The problem with electing an elistist, or someone out of touch with the middle class (which isn’t the majority nowadays anyways) arises because of the implication that this person’s idea of what is best for the country is disconnected from what is actually best for the majority. One needs to display a certain character, so that one’s judgment is then accepted.

Hillary, for example, didn’t start changing her promised policies when she began winning towards the end of the Democratic primaries. She started doing shots in local pubs while espousing the same thing she always had said. It’s not that people suddenly understood and agreed with her policies. People just saw her doing shots and then had faith that her policies would be in favor of them, because she looks like one of them. Before she looked like an elitist, and thus, most draw the conclusion that her policies will benefit the elitists.

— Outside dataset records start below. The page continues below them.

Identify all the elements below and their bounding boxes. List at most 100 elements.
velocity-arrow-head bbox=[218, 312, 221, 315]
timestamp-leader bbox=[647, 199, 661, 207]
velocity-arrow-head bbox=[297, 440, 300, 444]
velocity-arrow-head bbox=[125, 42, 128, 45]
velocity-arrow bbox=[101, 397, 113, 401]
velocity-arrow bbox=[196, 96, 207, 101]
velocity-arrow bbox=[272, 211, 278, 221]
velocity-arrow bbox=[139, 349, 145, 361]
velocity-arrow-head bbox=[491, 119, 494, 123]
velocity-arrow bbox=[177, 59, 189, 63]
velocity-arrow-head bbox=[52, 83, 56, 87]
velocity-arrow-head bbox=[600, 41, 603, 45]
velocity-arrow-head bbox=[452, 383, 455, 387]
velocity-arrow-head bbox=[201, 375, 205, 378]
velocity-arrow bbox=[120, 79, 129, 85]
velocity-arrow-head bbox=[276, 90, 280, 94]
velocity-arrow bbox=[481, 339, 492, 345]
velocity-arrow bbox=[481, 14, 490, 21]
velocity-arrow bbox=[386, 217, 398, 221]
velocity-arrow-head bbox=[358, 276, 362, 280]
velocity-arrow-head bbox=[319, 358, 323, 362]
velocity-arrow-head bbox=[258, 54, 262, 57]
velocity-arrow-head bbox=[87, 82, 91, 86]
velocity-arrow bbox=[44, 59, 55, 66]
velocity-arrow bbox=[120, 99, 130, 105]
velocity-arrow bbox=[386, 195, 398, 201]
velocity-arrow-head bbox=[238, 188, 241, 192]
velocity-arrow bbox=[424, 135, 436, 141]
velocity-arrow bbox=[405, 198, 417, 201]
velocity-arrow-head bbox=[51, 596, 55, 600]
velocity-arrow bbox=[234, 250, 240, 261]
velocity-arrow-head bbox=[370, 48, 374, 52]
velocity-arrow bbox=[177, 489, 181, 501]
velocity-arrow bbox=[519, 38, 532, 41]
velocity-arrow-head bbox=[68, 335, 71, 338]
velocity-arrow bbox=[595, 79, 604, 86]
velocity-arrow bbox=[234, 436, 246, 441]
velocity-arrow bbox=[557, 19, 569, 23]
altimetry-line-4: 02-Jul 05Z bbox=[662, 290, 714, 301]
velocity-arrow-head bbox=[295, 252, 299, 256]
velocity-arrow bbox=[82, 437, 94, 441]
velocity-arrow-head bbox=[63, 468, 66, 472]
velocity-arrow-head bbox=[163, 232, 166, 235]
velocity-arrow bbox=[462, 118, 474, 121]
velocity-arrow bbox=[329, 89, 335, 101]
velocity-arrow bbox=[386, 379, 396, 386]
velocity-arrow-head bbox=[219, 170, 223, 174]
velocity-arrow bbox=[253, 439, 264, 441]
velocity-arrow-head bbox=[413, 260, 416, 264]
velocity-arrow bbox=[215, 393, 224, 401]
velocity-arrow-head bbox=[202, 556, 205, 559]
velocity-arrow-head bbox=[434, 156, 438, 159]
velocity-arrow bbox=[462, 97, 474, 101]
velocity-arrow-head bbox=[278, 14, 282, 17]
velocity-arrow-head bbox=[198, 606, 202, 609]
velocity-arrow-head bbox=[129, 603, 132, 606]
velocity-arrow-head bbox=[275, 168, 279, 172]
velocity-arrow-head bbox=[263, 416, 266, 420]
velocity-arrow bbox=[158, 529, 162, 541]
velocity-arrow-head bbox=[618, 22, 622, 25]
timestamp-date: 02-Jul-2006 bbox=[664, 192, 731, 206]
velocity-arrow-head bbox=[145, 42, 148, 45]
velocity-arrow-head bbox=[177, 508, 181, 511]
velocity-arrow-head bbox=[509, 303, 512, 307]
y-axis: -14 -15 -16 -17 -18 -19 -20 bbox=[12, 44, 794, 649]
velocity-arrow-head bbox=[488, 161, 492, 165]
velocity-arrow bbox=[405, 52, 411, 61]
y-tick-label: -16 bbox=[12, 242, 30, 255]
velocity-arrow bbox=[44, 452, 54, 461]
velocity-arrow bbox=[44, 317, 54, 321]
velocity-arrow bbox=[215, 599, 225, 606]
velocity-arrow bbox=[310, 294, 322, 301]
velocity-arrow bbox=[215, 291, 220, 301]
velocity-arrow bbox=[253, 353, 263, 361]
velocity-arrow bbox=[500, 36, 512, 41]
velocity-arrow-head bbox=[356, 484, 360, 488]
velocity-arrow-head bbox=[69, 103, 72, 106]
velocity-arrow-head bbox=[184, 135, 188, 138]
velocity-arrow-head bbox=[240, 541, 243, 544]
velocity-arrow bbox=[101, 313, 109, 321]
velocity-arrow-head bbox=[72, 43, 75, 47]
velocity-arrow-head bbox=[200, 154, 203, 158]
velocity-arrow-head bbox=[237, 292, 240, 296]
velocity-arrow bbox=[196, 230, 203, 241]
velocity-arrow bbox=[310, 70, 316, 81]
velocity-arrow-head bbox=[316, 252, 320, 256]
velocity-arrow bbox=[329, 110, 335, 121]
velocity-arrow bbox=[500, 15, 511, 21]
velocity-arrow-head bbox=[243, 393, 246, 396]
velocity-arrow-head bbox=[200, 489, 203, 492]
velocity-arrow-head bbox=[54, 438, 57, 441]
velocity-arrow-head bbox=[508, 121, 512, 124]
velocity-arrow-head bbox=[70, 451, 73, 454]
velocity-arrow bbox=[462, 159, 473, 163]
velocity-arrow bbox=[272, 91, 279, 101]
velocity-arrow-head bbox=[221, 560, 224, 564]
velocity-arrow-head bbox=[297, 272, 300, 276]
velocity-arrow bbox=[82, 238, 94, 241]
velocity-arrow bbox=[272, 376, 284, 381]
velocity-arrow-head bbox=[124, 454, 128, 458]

You can promise anything as long as you do it in a certain way. The promise won’t be dissected by the voters. It’s the mannerisms that will be. If they feel you are one of them, then they’ll just assume that that the promises will benefit people like them. It’s as simple as that.

Republican and democrats have a track record of doing things a certain way, ie republicans get the rep of cutting taxes or whatnot, but in the end, none of this matters. It’s all in the person and their policies. There’s nothing to stop a republican presidential candidate from raising taxes and increasing the size of government while in office. As long as he does so while on a horse, smoking malboro reds and drinking a beer, the base of that party will change their opinions. They’ll start defending the president’s opinion like it was their own. Just look at GW. Republicans used to be against war. Against increase of government. Against bureaucracy. But…new guy says these are good, and goddamnit if he says so, then that’s what being a republican is all about!